While her husband was in office, she supported civil rights legislation as well as Head Start and antipoverty programs. As the president of two organizations of Congressional wives, she saw to it that each group was racially integrated. After her district was redrawn in 1983, giving blacks a majority, Mrs. Boggs was re-elected three times.

In the first of these victories, in 1984, she captured more than a third of the black vote in defeating a popular black politician, Israel M. Augustine Jr., a former state judge, who was backed by black political organizations. When she announced her retirement from Congress in 1990, she was the only white member of Congress representing a black-majority district.

Her national profile was raised in 1976 when Robert S. Strauss, the chairman of the Democratic Party, chose her to preside over the party’s 1976 national convention in Manhattan, where Jimmy Carter became the presidential nominee.
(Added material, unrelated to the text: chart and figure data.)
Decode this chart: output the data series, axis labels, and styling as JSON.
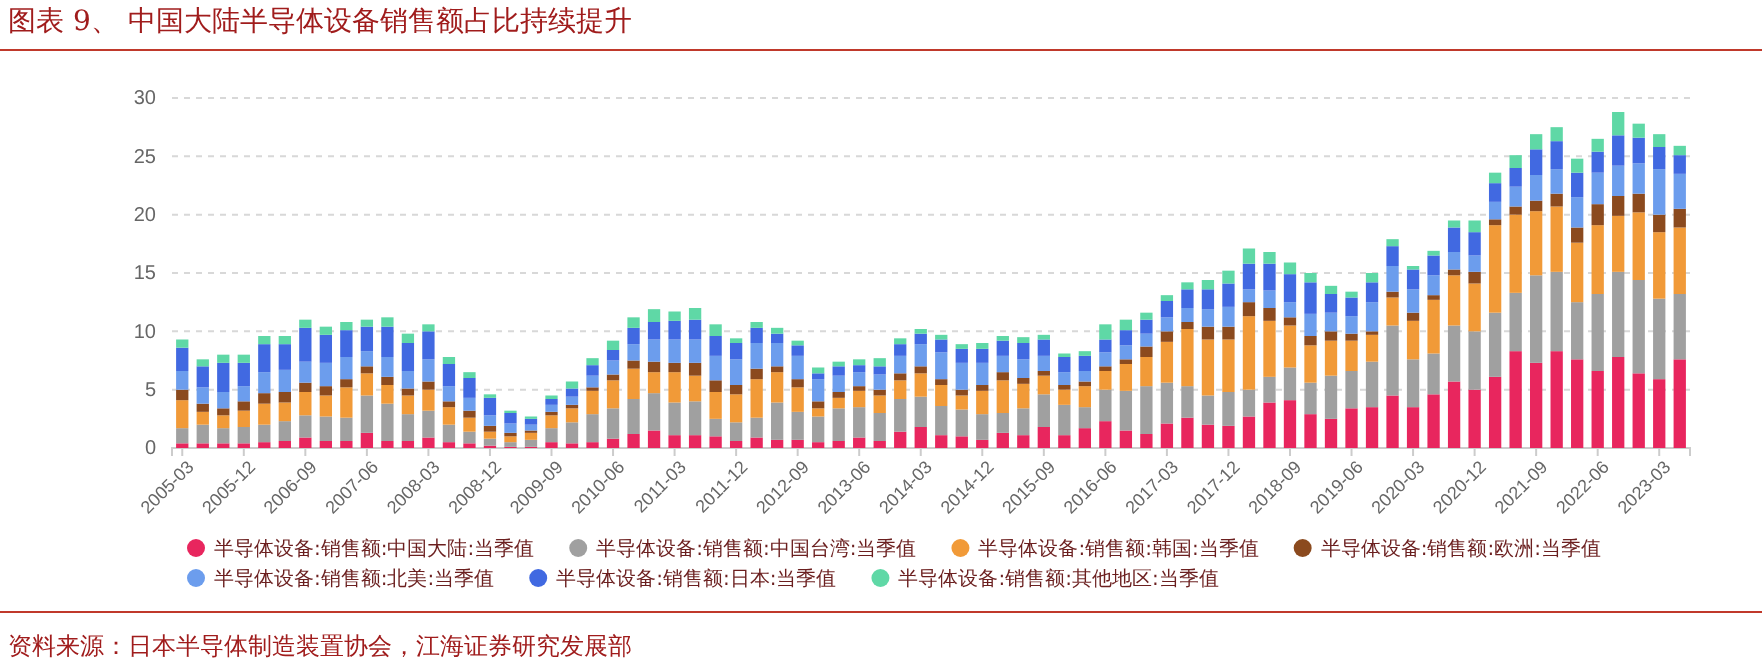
{
  "chart_data": {
    "type": "bar",
    "stacked": true,
    "title": "图表 9、 中国大陆半导体设备销售额占比持续提升",
    "annotations": [
      "资料来源：日本半导体制造装置协会，江海证券研究发展部"
    ],
    "categories": [
      "2005-03",
      null,
      null,
      "2005-12",
      null,
      null,
      "2006-09",
      null,
      null,
      "2007-06",
      null,
      null,
      "2008-03",
      null,
      null,
      "2008-12",
      null,
      null,
      "2009-09",
      null,
      null,
      "2010-06",
      null,
      null,
      "2011-03",
      null,
      null,
      "2011-12",
      null,
      null,
      "2012-09",
      null,
      null,
      "2013-06",
      null,
      null,
      "2014-03",
      null,
      null,
      "2014-12",
      null,
      null,
      "2015-09",
      null,
      null,
      "2016-06",
      null,
      null,
      "2017-03",
      null,
      null,
      "2017-12",
      null,
      null,
      "2018-09",
      null,
      null,
      "2019-06",
      null,
      null,
      "2020-03",
      null,
      null,
      "2020-12",
      null,
      null,
      "2021-09",
      null,
      null,
      "2022-06",
      null,
      null,
      "2023-03",
      null
    ],
    "ylim": [
      0,
      30
    ],
    "yticks": [
      0,
      5,
      10,
      15,
      20,
      25,
      30
    ],
    "grid": "y",
    "legend": "bottom",
    "series": [
      {
        "name": "半导体设备:销售额:中国大陆:当季值",
        "color": "#e8265e",
        "values": [
          0.4,
          0.4,
          0.4,
          0.4,
          0.5,
          0.6,
          0.9,
          0.6,
          0.6,
          1.3,
          0.6,
          0.6,
          0.9,
          0.5,
          0.4,
          0.2,
          0.1,
          0.1,
          0.5,
          0.4,
          0.5,
          0.8,
          1.2,
          1.5,
          1.1,
          1.1,
          1.0,
          0.6,
          0.9,
          0.7,
          0.7,
          0.5,
          0.6,
          0.9,
          0.6,
          1.4,
          1.8,
          1.1,
          1.0,
          0.7,
          1.3,
          1.1,
          1.8,
          1.1,
          1.7,
          2.3,
          1.5,
          1.2,
          2.1,
          2.6,
          2.0,
          1.9,
          2.7,
          3.9,
          4.1,
          2.9,
          2.5,
          3.4,
          3.5,
          4.5,
          3.5,
          4.6,
          5.7,
          5.0,
          6.1,
          8.3,
          7.3,
          8.3,
          7.6,
          6.6,
          7.8,
          6.4,
          5.9,
          7.6
        ]
      },
      {
        "name": "半导体设备:销售额:中国台湾:当季值",
        "color": "#a0a0a0",
        "values": [
          1.3,
          1.6,
          1.3,
          1.4,
          1.5,
          1.7,
          1.9,
          2.1,
          2.0,
          3.2,
          3.2,
          2.3,
          2.3,
          1.5,
          1.0,
          0.6,
          0.4,
          0.6,
          1.2,
          1.8,
          2.4,
          2.6,
          3.0,
          3.2,
          2.8,
          2.9,
          1.5,
          1.6,
          1.7,
          3.2,
          2.4,
          2.2,
          2.8,
          2.6,
          2.4,
          2.8,
          2.6,
          2.5,
          2.3,
          2.2,
          1.7,
          2.3,
          2.8,
          2.6,
          1.8,
          2.7,
          3.4,
          4.1,
          3.5,
          2.7,
          2.5,
          2.9,
          2.3,
          2.2,
          2.8,
          2.7,
          3.7,
          3.2,
          3.9,
          6.0,
          4.1,
          3.5,
          4.8,
          5.0,
          5.5,
          5.0,
          7.5,
          6.8,
          4.9,
          6.6,
          7.3,
          8.0,
          6.9,
          5.6
        ]
      },
      {
        "name": "半导体设备:销售额:韩国:当季值",
        "color": "#f19a38",
        "values": [
          2.4,
          1.1,
          1.1,
          1.4,
          1.8,
          1.6,
          2.0,
          1.8,
          2.6,
          1.9,
          1.6,
          1.6,
          1.8,
          1.5,
          1.2,
          0.6,
          0.5,
          0.6,
          1.1,
          1.2,
          2.0,
          2.4,
          2.6,
          1.8,
          2.6,
          2.2,
          2.3,
          2.4,
          3.3,
          2.6,
          2.1,
          0.7,
          0.9,
          1.4,
          1.5,
          1.6,
          2.0,
          1.8,
          1.2,
          2.0,
          2.8,
          2.1,
          1.6,
          1.3,
          1.8,
          1.6,
          2.3,
          2.5,
          3.5,
          4.9,
          4.8,
          4.5,
          6.3,
          4.8,
          3.6,
          3.2,
          3.0,
          2.6,
          2.3,
          2.4,
          3.3,
          4.6,
          4.3,
          4.1,
          7.5,
          6.7,
          5.5,
          5.6,
          5.1,
          5.9,
          4.8,
          5.8,
          5.7,
          5.7
        ]
      },
      {
        "name": "半导体设备:销售额:欧洲:当季值",
        "color": "#8b4a1e",
        "values": [
          0.9,
          0.7,
          0.6,
          0.8,
          0.9,
          0.9,
          0.8,
          0.8,
          0.7,
          0.6,
          0.7,
          0.6,
          0.7,
          0.5,
          0.6,
          0.5,
          0.3,
          0.2,
          0.3,
          0.3,
          0.3,
          0.5,
          0.7,
          0.9,
          0.8,
          1.1,
          1.0,
          0.8,
          0.9,
          0.5,
          0.7,
          0.6,
          0.5,
          0.4,
          0.5,
          0.6,
          0.6,
          0.5,
          0.5,
          0.5,
          0.7,
          0.5,
          0.4,
          0.4,
          0.4,
          0.4,
          0.4,
          0.9,
          0.9,
          0.6,
          1.1,
          1.1,
          1.2,
          1.1,
          0.7,
          0.8,
          0.8,
          0.6,
          0.3,
          0.5,
          0.7,
          0.4,
          0.5,
          1.0,
          0.5,
          0.7,
          0.9,
          1.1,
          1.3,
          1.8,
          1.7,
          1.6,
          1.5,
          1.6
        ]
      },
      {
        "name": "半导体设备:销售额:北美:当季值",
        "color": "#6c9ded",
        "values": [
          1.6,
          1.4,
          1.4,
          1.3,
          1.8,
          1.9,
          1.8,
          2.0,
          1.9,
          1.3,
          1.7,
          1.5,
          1.9,
          1.3,
          1.1,
          0.9,
          0.8,
          0.5,
          0.6,
          0.7,
          1.0,
          1.2,
          1.4,
          1.9,
          2.0,
          2.0,
          2.1,
          2.2,
          2.2,
          2.0,
          2.0,
          1.9,
          1.4,
          1.2,
          1.3,
          1.5,
          1.9,
          2.3,
          2.3,
          1.9,
          1.4,
          1.6,
          1.3,
          1.1,
          0.9,
          1.2,
          1.2,
          1.1,
          1.2,
          1.2,
          1.5,
          1.7,
          1.1,
          1.5,
          1.3,
          1.9,
          1.6,
          1.5,
          2.5,
          2.2,
          2.0,
          1.7,
          1.5,
          1.4,
          1.5,
          1.7,
          2.2,
          2.1,
          2.6,
          2.7,
          2.6,
          2.6,
          3.9,
          3.0
        ]
      },
      {
        "name": "半导体设备:销售额:日本:当季值",
        "color": "#4169e1",
        "values": [
          2.0,
          1.8,
          2.5,
          2.0,
          2.4,
          2.2,
          2.9,
          2.4,
          2.3,
          2.1,
          2.6,
          2.4,
          2.4,
          1.9,
          1.7,
          1.5,
          0.9,
          0.5,
          0.5,
          0.7,
          0.9,
          0.9,
          1.4,
          1.5,
          1.6,
          1.7,
          1.7,
          1.4,
          1.3,
          0.8,
          0.9,
          0.5,
          0.8,
          0.6,
          0.7,
          1.0,
          0.9,
          1.1,
          1.2,
          1.2,
          1.3,
          1.4,
          1.4,
          1.3,
          1.3,
          1.1,
          1.3,
          1.2,
          1.4,
          1.6,
          1.7,
          2.0,
          2.2,
          2.3,
          2.4,
          2.7,
          1.6,
          1.6,
          1.7,
          1.7,
          1.7,
          1.7,
          2.1,
          2.0,
          1.6,
          1.6,
          2.2,
          2.4,
          2.1,
          1.8,
          2.6,
          2.2,
          1.9,
          1.6
        ]
      },
      {
        "name": "半导体设备:销售额:其他地区:当季值",
        "color": "#5fd8a6",
        "values": [
          0.7,
          0.6,
          0.7,
          0.7,
          0.7,
          0.7,
          0.7,
          0.7,
          0.7,
          0.6,
          0.8,
          0.8,
          0.6,
          0.6,
          0.5,
          0.3,
          0.2,
          0.2,
          0.3,
          0.6,
          0.6,
          0.8,
          0.9,
          1.1,
          0.8,
          1.0,
          1.0,
          0.4,
          0.5,
          0.5,
          0.4,
          0.5,
          0.4,
          0.5,
          0.7,
          0.5,
          0.4,
          0.4,
          0.4,
          0.5,
          0.4,
          0.5,
          0.4,
          0.3,
          0.4,
          1.3,
          0.9,
          0.6,
          0.5,
          0.6,
          0.8,
          1.1,
          1.3,
          1.0,
          1.0,
          0.8,
          0.7,
          0.5,
          0.8,
          0.6,
          0.3,
          0.4,
          0.6,
          1.0,
          0.9,
          1.1,
          1.3,
          1.2,
          1.2,
          1.1,
          2.0,
          1.2,
          1.1,
          0.8
        ]
      }
    ]
  }
}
In 1984 she was often mentioned as a possible vice-presidential candidate, but she was ultimately passed over by the presidential nominee, former Vice President Walter F. Mondale, in favor of Representative Geraldine A. Ferraro. Mrs. Boggs believed that her strong stand against abortion had hurt her chances.
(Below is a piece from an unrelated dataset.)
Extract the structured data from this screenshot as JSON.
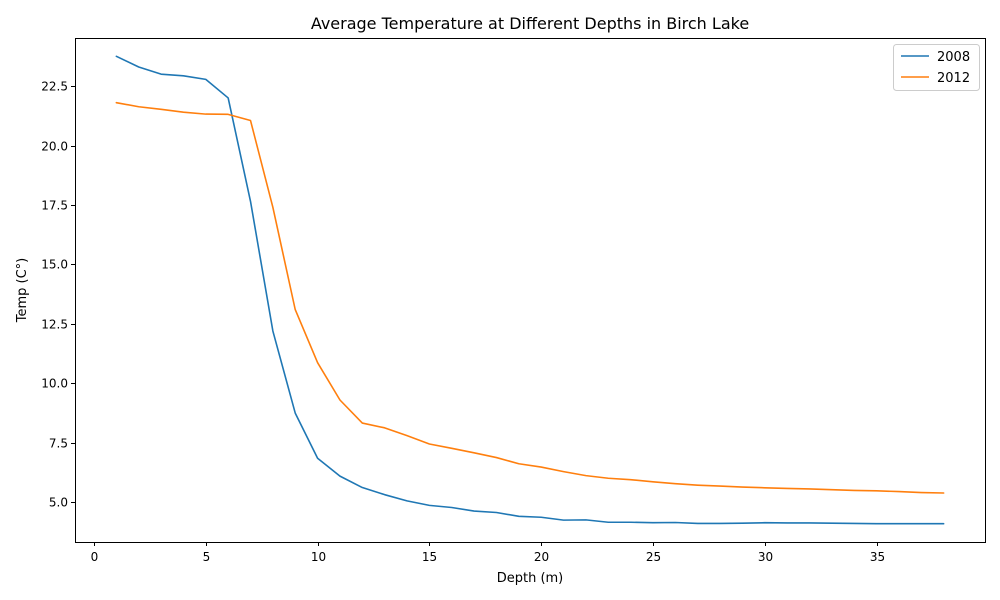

In 1991, a room that had been used as the House speaker’s office in the 19th century was named the Lindy Claiborne Boggs Congressional Women’s Reading Room.
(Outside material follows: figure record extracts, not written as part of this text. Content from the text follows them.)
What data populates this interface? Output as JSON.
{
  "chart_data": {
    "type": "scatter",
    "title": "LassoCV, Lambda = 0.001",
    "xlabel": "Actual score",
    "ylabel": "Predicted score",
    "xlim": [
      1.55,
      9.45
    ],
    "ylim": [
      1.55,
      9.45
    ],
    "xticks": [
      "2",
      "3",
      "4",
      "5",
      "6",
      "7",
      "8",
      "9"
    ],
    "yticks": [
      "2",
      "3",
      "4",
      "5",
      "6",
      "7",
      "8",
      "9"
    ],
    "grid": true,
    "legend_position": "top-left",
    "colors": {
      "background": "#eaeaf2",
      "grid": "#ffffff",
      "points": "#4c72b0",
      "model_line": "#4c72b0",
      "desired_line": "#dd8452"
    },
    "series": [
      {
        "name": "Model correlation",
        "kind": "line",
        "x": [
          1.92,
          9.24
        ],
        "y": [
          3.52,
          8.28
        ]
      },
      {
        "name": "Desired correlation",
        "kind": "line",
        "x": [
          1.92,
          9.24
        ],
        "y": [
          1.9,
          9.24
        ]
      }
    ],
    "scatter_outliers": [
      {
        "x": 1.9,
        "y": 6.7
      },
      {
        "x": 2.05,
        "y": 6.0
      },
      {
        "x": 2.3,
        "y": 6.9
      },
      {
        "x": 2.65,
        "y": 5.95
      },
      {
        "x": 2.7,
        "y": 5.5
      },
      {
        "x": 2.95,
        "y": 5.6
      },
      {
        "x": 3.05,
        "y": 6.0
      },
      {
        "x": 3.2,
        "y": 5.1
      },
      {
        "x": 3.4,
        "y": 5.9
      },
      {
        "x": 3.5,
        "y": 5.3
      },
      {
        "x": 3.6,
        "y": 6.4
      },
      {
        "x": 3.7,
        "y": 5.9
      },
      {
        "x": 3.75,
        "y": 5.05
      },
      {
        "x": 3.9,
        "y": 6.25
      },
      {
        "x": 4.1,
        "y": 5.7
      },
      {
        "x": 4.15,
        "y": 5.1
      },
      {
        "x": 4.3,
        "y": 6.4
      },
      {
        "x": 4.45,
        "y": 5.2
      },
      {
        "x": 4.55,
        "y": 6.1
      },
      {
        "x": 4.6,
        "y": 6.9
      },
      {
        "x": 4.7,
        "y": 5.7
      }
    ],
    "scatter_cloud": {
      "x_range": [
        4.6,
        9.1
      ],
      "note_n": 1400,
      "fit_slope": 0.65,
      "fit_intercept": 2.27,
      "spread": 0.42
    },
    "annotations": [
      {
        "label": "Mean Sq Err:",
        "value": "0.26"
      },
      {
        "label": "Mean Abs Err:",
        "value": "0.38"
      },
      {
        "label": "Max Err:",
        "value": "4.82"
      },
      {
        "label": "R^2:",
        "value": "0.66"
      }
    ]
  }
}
Marie Corinne Morrison Claiborne was born on March 13, 1916, on a sugar plantation in Pointe Coupee Parish, La., the only child of Roland Philemon Claiborne, a lawyer, and the former Corinne Morrison. The name Lindy was a shortening of Rolindy, the nickname she was given by a nurse, who thought she looked more like her father than her mother.

Beginning with Thomas Claiborne, a Virginia congressman when George Washington was president, every generation of Mrs. Boggs’s family had at least one public officeholder. Lindy’s father died when she was 2. Her mother remarried when Lindy was 7, and the newly constituted family moved to a prosperous cotton plantation.

After attending Roman Catholic schools, Lindy Claiborne entered Sophie Newcomb College, the women’s branch of Tulane University, at 15. At a dance in 1934, she once said in an interview, a young man cut in while she was dancing. As they made their way around the floor, Thomas Hale Boggs said, “I’m going to marry you someday.”

She and Mr. Boggs both worked on the Tulane newspaper, The Hullabaloo, she as the women’s editor and he as the editor in chief. After graduation, he went to Tulane Law School, and she taught history and English in Romeville, La. They married in New Roads on Jan. 22, 1938, in a ceremony with 15 bridesmaids and 15 groomsmen.

In 1940, Mr. Boggs, at 26, was elected to Congress as a reform candidate. He lost a re-election effort in 1942 but regained the seat in 1946, the beginning of 22 consecutive victories by him or his wife. Mrs. Boggs quickly learned to navigate Washington. She managed her husband’s campaigns and oversaw his Capitol Hill office.

She also organized voter registration efforts and various events for President Lyndon B. Johnson’s 1964 campaign. She was the first woman to manage two inaugural balls — for John F. Kennedy in 1961 and for Mr. Johnson four years later. She was also known for hosting more than 1,000 guests at Washington garden parties and, remarkably, doing the cooking herself.

Mrs. Boggs left Congress in 1990 to help her daughter Barbara Boggs Sigmund, the Princeton mayor, deal with eye cancer, an ocular melanoma, which had spread to other parts of her body. Mrs. Sigmund died that year. Besides her son and Ms. Roberts, Mrs. Boggs is survived by eight grandchildren and 18 great-grandchildren.

In 1997, President Bill Clinton appointed Mrs. Boggs ambassador to the Vatican. The post was known for its sober decorum, but Mrs. Boggs would have none of that. The morning after she arrived to take up the job, she was informed that she was to be seated that night at a table filled with nothing but cardinals. She mulled that over and said, “I think I’ll wear red.”

At another point, she exchanged three phone calls in one day with an Italian archbishop on a minor piece of Vatican diplomacy. Picking up the receiver for the last time, she said, “Dahlin’, does this mean we’re going steady?”